The following cell allow users to specify the catalog they wish to add URLs too. The cell will execute the code to get new URLS and append it to a new catalog file.

In [4]:
catalogFileExists = False

while not(catalogFileExists):
  
  catPath = Path(cat)

  if catPath.is_file():
    catalogFileExists = True
    print('\nReading in catalog file ({}):'.format(cat))
    catalog=pd.read_csv(cat)

    # Runs code only on first five lines when testing
    if testRunFlag:
      catalog=catalog.head(5)

    # Create a new empty column for the URLs
    catalog['URL_cutout'] = ""

    for index, row in catalog.iterrows():
      coordinate = SkyCoord(f'{row["RA"]} {row["DEC"]}', unit='deg')
      (CadcUrl, vlassTypes) = getCadcVlassUrl(coordinate,
                                              radius,
                                              epoch=epoch,
                                              imageType=imageType)
      # Save the URL in the new column
      if type(CadcUrl) == type(None):
        catalog.at[index, 'URL_cutout'] = None
      elif len(CadcUrl) > 1:
        catalog.at[index, 'URL_cutout'] = CadcUrl[-1]

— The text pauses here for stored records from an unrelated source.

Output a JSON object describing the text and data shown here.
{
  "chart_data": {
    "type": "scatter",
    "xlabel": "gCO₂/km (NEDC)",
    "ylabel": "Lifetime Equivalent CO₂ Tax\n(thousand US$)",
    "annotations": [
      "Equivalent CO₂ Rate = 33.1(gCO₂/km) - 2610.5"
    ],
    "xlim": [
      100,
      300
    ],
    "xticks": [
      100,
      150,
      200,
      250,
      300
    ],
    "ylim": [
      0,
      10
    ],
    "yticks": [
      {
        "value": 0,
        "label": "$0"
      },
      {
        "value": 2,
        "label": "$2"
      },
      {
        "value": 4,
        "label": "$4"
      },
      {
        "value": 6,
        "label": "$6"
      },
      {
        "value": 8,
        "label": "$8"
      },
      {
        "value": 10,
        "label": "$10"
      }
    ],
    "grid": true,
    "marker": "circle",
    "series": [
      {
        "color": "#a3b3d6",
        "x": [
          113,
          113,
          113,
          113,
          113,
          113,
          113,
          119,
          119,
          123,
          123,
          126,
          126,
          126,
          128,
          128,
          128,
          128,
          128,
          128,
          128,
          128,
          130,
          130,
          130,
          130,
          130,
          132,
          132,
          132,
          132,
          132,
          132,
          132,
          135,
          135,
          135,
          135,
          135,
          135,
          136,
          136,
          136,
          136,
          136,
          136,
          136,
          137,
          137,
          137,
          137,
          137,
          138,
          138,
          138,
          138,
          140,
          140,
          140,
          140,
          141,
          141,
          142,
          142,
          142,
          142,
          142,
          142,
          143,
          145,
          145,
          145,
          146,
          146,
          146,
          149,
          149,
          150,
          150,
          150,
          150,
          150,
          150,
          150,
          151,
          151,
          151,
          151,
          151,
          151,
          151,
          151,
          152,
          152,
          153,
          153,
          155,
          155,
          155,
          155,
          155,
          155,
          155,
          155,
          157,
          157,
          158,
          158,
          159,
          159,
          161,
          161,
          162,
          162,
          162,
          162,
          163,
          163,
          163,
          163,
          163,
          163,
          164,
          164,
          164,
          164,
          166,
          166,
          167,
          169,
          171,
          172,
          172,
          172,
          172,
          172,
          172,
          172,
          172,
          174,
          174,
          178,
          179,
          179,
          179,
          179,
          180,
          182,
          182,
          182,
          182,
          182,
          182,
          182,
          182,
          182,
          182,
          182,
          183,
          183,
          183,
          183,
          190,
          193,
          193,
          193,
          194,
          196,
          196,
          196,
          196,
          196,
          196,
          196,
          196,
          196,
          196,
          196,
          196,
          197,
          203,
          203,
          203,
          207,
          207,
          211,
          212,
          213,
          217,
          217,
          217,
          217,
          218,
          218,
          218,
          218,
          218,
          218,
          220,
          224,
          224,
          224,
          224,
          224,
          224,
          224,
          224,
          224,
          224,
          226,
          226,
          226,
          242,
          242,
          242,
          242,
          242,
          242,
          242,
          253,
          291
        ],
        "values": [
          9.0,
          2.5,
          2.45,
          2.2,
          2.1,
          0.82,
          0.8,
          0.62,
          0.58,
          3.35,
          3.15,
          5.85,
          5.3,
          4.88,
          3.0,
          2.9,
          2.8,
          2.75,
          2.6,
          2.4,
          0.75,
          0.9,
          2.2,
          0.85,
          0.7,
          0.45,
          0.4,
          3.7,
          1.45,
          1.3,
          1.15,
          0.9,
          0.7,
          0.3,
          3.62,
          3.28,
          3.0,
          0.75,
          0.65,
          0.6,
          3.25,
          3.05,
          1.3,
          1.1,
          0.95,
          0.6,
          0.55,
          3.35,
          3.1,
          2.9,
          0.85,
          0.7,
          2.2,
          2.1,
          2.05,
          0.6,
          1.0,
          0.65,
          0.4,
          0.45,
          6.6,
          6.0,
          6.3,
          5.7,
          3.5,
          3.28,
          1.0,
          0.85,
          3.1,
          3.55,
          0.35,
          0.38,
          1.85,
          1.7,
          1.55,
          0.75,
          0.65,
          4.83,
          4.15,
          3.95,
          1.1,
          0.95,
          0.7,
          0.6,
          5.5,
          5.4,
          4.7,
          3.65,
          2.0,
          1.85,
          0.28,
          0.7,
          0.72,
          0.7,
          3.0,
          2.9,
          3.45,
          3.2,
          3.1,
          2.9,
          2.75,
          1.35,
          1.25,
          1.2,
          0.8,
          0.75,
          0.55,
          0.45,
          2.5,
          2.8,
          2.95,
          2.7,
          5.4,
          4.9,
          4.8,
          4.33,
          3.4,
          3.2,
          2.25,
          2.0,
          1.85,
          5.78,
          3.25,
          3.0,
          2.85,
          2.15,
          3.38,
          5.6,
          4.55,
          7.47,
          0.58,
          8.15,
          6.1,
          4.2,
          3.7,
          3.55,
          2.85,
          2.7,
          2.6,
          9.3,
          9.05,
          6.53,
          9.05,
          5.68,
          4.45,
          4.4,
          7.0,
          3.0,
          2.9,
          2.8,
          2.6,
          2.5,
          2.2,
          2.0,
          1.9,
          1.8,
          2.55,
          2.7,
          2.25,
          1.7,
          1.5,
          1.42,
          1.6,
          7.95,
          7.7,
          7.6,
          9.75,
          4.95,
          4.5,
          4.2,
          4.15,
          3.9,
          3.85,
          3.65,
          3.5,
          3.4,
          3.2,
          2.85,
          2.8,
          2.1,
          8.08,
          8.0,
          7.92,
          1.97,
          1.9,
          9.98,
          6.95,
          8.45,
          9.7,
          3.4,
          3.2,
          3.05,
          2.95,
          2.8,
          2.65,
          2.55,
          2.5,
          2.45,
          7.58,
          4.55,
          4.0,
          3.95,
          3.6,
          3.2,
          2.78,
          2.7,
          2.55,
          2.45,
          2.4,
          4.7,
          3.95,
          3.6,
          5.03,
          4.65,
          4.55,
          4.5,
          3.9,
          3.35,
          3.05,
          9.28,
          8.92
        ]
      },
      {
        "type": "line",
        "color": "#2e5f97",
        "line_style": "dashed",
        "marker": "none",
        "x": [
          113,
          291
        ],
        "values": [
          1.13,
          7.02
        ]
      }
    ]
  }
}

    # Write the DataFrame with the new column back to a CSV file
    newCat = 'output_catalog.csv'
    print('\nOutputting new catalog file ({}):'.format(newCat))
    catalog.to_csv(newCat, index=False)

  else:
    print('\nYour catalog file "{}"'.format(cat)+
             'does not appear to exist\n'+
          'Please specify a valid path when rerunning this cell.\n')


Reading in catalog file (outsse.csv):


  if subtile['observationURI'] not in completedSubtiles:



Outputting new catalog file (output_catalog.csv):